Prosecutors originally sought the death penalty, but the jury that found the men guilty in July of piracy, hijacking and murder recommended life sentences instead.
The victims were retiree Scott Adam, 70, of Marina del Rey, California, with his wife Jean Adam, and two friends, Phyllis Macay and Robert Riggle of Seattle. They were sailing around the world distributing Bibles.
Pirates boarded the yacht on February 18, 2011. Prosecutors said the hijackers intended to take their hostages to Somalia and hold them for ransom.
After getting a distress signal from the craft, the U.S. Navy dispatched vessels to the Americans' aid.
After four days, during which negotiations between the Navy and the pirates broke down, the pirates fired a rocket-propelled grenade toward one of the Navy vessels, the USS Sterett.
Gunfire broke out on the yacht, and Navy SEALs went aboard in an unsuccessful attempt to save the hostages.

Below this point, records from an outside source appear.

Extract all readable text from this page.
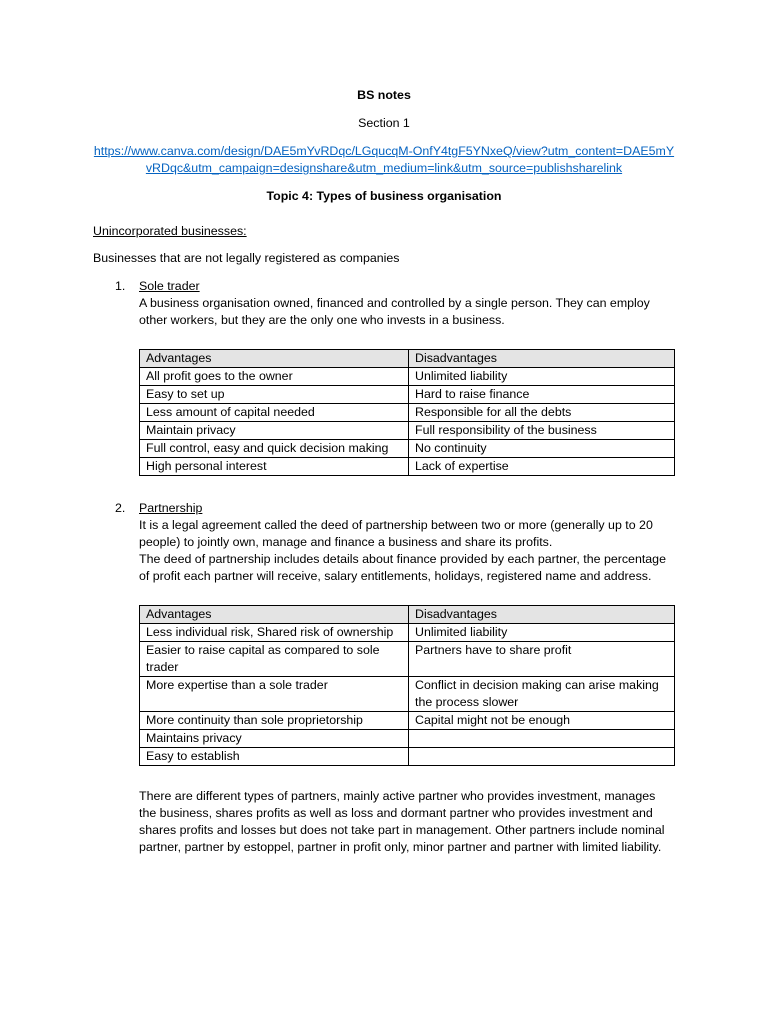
BS notes
Section 1
https://www.canva.com/design/DAE5mYvRDqc/LGqucqM-OnfY4tgF5YNxeQ/view?utm_content=DAE5mYvRDqc&utm_campaign=designshare&utm_medium=link&utm_source=publishsharelink
Topic 4: Types of business organisation
Unincorporated businesses:
Businesses that are not legally registered as companies
1. Sole trader

A business organisation owned, financed and controlled by a single person. They can employ other workers, but they are the only one who invests in a business.

Advantages	Disadvantages
All profit goes to the owner	Unlimited liability
Easy to set up	Hard to raise finance
Less amount of capital needed	Responsible for all the debts
Maintain privacy	Full responsibility of the business
Full control, easy and quick decision making	No continuity
High personal interest	Lack of expertise
2. Partnership

It is a legal agreement called the deed of partnership between two or more (generally up to 20 people) to jointly own, manage and finance a business and share its profits.

The deed of partnership includes details about finance provided by each partner, the percentage of profit each partner will receive, salary entitlements, holidays, registered name and address.

Advantages	Disadvantages
Less individual risk, Shared risk of ownership	Unlimited liability
Easier to raise capital as compared to sole trader	Partners have to share profit
More expertise than a sole trader	Conflict in decision making can arise making the process slower
More continuity than sole proprietorship	Capital might not be enough
Maintains privacy	
Easy to establish	

There are different types of partners, mainly active partner who provides investment, manages the business, shares profits as well as loss and dormant partner who provides investment and shares profits and losses but does not take part in management. Other partners include nominal partner, partner by estoppel, partner in profit only, minor partner and partner with limited liability.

They died on February 22, 2011.
In U.S. District Court, Abukar Osman Beyle, 33, and Shani Nurani Shiekh Abrar, 31, and Ahmed Muse Salad, 27, were each given 21 life prison sentences, plus 30 years, this week, according to a statement from Dana Boente, acting U.S. Attorney for the Eastern District of Virginia.
"The multiple, consecutive life sentences imposed today send a clear message that piracy, hostage-taking, and murder on the high seas will not be tolerated," Boente said in the statement.
Besides the three Somali men sentenced this week, 11 others who were captured aboard the sailboat have pleaded guilty and are serving life sentences as well.